A 86 anni rischia di rimanere in mezzo alla strada: "E i servizi sociali dove sono?"

La denuncia dell'avvocato Claudio Lazzeri dell'Unione Inquilini che lunedì mattina è riuscito a far rimandare uno sfratto: "Il Comune metta a disposizione gli alloggi sfitti"

La Polizia in casa della signora
Sfratto rimandato questa mattina, 12 novembre, per un'anziana donna. E' Claudio Lazzeri, dell'Unione Inquilini di Pisa, che ripercorre la vicenda della signora Maria Graziella che dovrà però nuovamente fare i conti con l'ufficiale giudiziario tra un mese.
"La signora ha 86 anni e vive da 60 in un appartamento di via Santa Marta. Fino a 15 giorni fa viveva con la sorella invalida che è deceduta.
Ha una pensione sociale e non ha possibilità di prendere in locazione un appartamento privato. Ha due figli. Uno (anch'esso invalido) che vive a Pisa e l'altra in Umbria. Entrambi hanno situazioni familiari molto complicate che non gli permettono di prendere con se' la signora" racconta Lazzeri che racconta come si sono svolte le cose stamattina, denunciando al contempo la mancanza di assistenti sociali.

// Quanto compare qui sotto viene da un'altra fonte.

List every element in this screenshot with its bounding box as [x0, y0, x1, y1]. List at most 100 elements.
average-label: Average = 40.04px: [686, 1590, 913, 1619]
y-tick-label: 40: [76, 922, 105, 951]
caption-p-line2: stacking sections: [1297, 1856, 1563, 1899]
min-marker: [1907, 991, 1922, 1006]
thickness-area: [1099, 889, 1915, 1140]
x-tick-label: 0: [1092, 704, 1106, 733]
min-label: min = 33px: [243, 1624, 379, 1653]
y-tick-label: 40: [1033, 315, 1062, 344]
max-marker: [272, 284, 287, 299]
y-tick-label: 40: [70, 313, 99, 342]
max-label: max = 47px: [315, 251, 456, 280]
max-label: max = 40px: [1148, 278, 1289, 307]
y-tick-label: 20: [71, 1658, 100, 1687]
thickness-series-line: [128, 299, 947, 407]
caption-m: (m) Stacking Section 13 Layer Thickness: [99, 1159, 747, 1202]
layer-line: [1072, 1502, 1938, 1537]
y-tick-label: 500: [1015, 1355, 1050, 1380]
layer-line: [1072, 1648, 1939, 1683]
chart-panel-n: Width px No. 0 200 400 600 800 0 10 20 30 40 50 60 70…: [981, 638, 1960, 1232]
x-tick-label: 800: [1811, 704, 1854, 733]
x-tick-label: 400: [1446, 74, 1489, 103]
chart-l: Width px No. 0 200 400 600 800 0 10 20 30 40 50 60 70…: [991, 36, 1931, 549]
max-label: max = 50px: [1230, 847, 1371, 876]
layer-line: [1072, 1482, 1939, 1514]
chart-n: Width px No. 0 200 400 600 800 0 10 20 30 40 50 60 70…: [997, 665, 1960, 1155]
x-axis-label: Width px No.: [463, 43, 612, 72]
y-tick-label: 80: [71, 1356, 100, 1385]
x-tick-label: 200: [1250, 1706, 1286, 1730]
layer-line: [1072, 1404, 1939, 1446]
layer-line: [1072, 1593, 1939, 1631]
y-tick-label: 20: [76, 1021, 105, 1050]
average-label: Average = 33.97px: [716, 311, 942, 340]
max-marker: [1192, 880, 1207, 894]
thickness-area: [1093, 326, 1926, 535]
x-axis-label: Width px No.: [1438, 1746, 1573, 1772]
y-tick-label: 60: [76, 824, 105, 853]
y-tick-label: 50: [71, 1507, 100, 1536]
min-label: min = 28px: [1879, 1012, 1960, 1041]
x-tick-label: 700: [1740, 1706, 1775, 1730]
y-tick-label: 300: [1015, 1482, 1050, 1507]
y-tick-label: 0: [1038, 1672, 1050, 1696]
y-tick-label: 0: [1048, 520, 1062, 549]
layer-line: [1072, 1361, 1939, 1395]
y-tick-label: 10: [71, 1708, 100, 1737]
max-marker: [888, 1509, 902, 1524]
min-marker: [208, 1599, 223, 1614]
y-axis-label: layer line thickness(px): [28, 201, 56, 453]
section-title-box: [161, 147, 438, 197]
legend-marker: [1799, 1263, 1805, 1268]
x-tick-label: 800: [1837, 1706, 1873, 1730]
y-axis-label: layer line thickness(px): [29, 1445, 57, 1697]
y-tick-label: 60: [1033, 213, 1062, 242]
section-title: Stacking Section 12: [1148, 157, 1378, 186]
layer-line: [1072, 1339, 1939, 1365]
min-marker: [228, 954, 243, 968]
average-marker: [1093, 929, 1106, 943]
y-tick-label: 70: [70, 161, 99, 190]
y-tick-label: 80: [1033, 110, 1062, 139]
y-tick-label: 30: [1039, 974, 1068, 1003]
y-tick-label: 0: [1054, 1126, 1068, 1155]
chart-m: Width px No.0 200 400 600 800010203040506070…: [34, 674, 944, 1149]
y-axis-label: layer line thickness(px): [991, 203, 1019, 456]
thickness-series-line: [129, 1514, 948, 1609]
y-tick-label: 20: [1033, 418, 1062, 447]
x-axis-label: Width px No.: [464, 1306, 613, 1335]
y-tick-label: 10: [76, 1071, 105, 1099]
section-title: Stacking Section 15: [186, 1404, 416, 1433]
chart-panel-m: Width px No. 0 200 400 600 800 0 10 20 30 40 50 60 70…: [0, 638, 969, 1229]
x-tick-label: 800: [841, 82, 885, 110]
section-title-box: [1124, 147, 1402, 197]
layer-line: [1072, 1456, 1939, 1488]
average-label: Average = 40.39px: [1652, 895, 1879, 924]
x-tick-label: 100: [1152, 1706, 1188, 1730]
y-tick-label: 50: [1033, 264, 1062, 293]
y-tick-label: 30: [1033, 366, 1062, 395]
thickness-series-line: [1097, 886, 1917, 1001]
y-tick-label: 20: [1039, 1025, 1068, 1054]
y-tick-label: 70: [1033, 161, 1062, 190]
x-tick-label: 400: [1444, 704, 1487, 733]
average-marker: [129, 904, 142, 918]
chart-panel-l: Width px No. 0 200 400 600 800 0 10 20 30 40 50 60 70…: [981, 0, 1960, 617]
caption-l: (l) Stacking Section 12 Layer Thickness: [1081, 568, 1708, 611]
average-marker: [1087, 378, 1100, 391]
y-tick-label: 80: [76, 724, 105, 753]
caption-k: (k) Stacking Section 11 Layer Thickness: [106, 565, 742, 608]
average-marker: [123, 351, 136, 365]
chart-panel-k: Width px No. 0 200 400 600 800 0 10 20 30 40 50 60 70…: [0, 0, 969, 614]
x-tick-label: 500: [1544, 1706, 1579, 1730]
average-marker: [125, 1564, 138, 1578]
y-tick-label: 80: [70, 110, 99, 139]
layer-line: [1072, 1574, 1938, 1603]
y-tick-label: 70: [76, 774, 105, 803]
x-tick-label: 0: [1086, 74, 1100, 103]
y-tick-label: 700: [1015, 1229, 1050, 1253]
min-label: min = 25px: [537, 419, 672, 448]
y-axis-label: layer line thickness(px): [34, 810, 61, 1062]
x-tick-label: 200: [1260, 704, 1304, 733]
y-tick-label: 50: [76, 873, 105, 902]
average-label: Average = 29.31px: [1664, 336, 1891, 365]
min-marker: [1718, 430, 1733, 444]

"Stamani allo sfratto erano presenti, oltre a me, l'avvocato del proprietario, l'ufficiale giudiziario e due agenti della Polizia. Nessuno per i servizi sociali - afferma Lazzeri - sono riuscito a far rinviare un'ultima volta l'esecuzione dello sfratto al 12 dicembre 2018, facendo presente che la signora non poteva essere sfrattata a seguito della sua età e del suo stato di salute. Ma tra un mese sarà difficile rimandarlo nuovamente".
"Ormai è noto per gli operatori del settore che il personale dei servizi sociali non partecipa più alle esecuzioni, nemmeno in presenza di minori, invalidi o anziani - denuncia l'esponente dell'Unione Inquilini - nonostante ci siano bambini o persone anziane la prassi seguita da qualche anno dai servizi sociali è quella di trovare una soluzione temporanea quando le famiglie sono con le valige in via Saragat (sede della Società della Salute, ndr). Questo comporta che ad assistere le emergenze come quelle di stamani ci si debba trovare il sottoscritto che, seppur lo faccia con competenza e passione, non ha un titolo di studio che gli consenta di comprendere lo stato psicologico delle persone sotto sfratto. E lo sfratto è un trauma. Per tutti, figuriamoci per i bambini o gli anziani che devono lasciare casa con le valige e recarsi in una sala d'aspetto in attesa del primo b&b disponibile".
Lazzeri punta il dito contro la gestione dell'emergenza abitativa in città con "oltre 250 alloggi di proprietà comunale sfitti" e i cittadini pisani che invece "pagano i b&b per l'emergenza abitativa che potrebbe essere risolta con assegnazioni, anche temporanee, in alloggi comunali".
Lazzeri chiede alla nuova amministrazione comunale un segnale di rottura con la precedente. "I servizi sociali devono tornare ad essere gli attori protagonisti delle esecuzioni degli sfratti, soprattutto in presenza di soggetti deboli - dice - una quota delle case popolari deve essere adibita ad alloggi d'emergenza per gli sfrattati, ponendo fine al vergognoso sperpero di denaro pubblico necessario al pagamento dei b&b, infine l'assessorato alla Casa deve organizzare tavoli di concertazione tra gli inquilini e i proprietari al fine di trovare insieme delle soluzioni risolutive alla problematica. Solo in questo modo l'inquilino, che vive la drammaticità di uno sfratto, avrà la possibilità di riappropriarsi di una vita dignitosa ed il proprietario, che per propri motivi chiede la restituzione dell'alloggio, recuperare l'abitazione che pretende anche da diversi anni".